An illuminated medieval manuscript. Credit: ~W~ / Flickr Creative Commons

If you picked up an illuminated manuscript from the 14th century, you’d probably have a tough time reading it. It would be in Latin, and it would have all these weird paintings in the margin. But, the idea of the book - letters preserved on some sort of paper - hasn’t changed all that much. Keith Houston, author of The Book: A Cover-to-Cover Exploration of the Most Powerful Object of Our Time, is here to tell its story.

Three Takeaways:

  • Ancient Egypt valued its libraries. REALLY valued its libraries.
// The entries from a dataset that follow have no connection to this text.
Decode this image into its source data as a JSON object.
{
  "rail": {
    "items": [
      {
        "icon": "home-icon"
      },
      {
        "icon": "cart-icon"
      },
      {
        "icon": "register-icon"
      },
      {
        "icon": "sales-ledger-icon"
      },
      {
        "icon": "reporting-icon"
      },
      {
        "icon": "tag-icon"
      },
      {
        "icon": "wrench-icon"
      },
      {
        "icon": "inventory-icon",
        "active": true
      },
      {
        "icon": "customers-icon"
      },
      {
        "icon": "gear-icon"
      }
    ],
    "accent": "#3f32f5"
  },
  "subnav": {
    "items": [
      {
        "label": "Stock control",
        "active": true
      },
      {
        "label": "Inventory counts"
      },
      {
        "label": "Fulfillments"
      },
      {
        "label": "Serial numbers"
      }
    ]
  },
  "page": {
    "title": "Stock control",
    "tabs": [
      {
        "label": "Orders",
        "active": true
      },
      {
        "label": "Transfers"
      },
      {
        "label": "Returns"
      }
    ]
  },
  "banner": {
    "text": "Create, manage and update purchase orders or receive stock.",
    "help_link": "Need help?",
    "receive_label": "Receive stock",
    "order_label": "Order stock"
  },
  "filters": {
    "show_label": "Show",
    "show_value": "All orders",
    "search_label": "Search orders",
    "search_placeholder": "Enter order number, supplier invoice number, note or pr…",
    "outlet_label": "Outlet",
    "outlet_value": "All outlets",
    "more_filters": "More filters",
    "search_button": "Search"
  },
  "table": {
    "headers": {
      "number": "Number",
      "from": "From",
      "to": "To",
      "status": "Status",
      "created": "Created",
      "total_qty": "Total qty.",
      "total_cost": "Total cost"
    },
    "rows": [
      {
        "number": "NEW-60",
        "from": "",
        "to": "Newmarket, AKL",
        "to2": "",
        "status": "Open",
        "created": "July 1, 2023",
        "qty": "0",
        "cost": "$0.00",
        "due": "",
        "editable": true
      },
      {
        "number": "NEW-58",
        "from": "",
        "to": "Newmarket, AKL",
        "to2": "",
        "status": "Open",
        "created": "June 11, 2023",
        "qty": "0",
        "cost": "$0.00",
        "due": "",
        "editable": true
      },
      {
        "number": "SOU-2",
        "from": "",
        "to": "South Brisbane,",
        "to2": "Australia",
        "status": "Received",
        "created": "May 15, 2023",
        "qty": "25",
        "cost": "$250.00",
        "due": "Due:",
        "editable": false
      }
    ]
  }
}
According to Houston, “At one point, the king of Pergamon tried to poach the head librarian from the library of Alexandria, so the Ptolemys [who ruled Egypt from about 300 to 30 BC] had him clapped in irons, so he couldn’t respond to the job offer.” 
  • Papercuts are pretty bad, but at least you don’t have to see calf veins. In the Middle Ages, vellum, which was made from calf skin, was the writing material of choice. And yes, that means you could see calf veins. 
  • The function of the book hasn’t changed all that much, but the technology to make it sure has. In the industrial revolution, the processes behind making books was mechanized, which led to much cheaper books, sometimes called “penny dreadfuls” (because they were considered trashy or low-class).